Let’s get back to the “two notions.”

First, Earth is not Mars, even Wells-ian Mars.  England in June looks idyllic to us, but it would be an alien environment to a Martian.  All that water, for one thing.  Wells has his Martian fighting-machines wading confidently across rivers and into the sea.  But what do Martians know of muddy, boggy river bottoms vs. stony channels as footing for huge machine feet?  And what does saltwater do to the joints of a walking machine designed by engineers used to near-zero humidity and water confined to canals?  And I assure you that saltwater and aluminum (or “aluminium,” the principal structural material of the tripods, per Wells) do not play well together.

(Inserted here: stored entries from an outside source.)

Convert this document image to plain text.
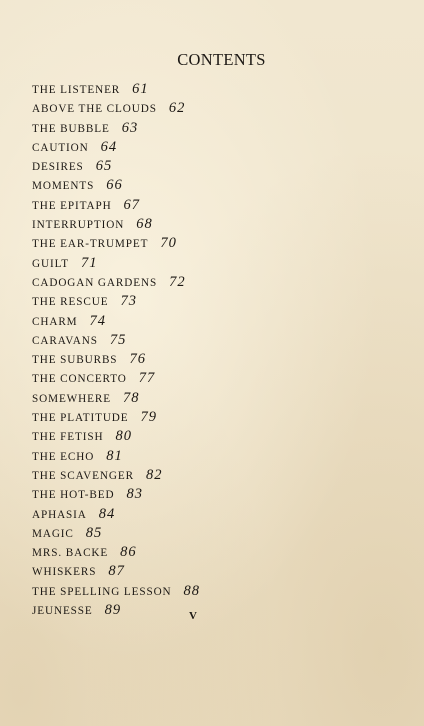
CONTENTS
THE LISTENER 61
ABOVE THE CLOUDS 62
THE BUBBLE 63
CAUTION 64
DESIRES 65
MOMENTS 66
THE EPITAPH 67
INTERRUPTION 68
THE EAR-TRUMPET 70
GUILT 71
CADOGAN GARDENS 72
THE RESCUE 73
CHARM 74
CARAVANS 75
THE SUBURBS 76
THE CONCERTO 77
SOMEWHERE 78
THE PLATITUDE 79
THE FETISH 80
THE ECHO 81
THE SCAVENGER 82
THE HOT-BED 83
APHASIA 84
MAGIC 85
MRS. BACKE 86
WHISKERS 87
THE SPELLING LESSON 88
JEUNESSE 89	V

Ah, aluminum.  Wells describes at least one summer thunderstorm in the course of his tale.  Contemplate the surprises in store for the pilot of a hundred-foot-tall aluminum fighting machine standing taller than the trees in the middle of a thunderstorm…

Second, I wanted to write about someone who fought back.  By preference, someone from A. Conan Doyle’s universe.  It would have to be a man (or woman) of action.  Highly intelligent.  Broadly educated.  Possessed of accomplices, a support network and resources that would not run away at the approach of the Martians.  And, because the situation is truly desperate and the stakes are literally global, ruthless.

I think one name presents itself above all others.

I didn’t say he had to be a nice guy.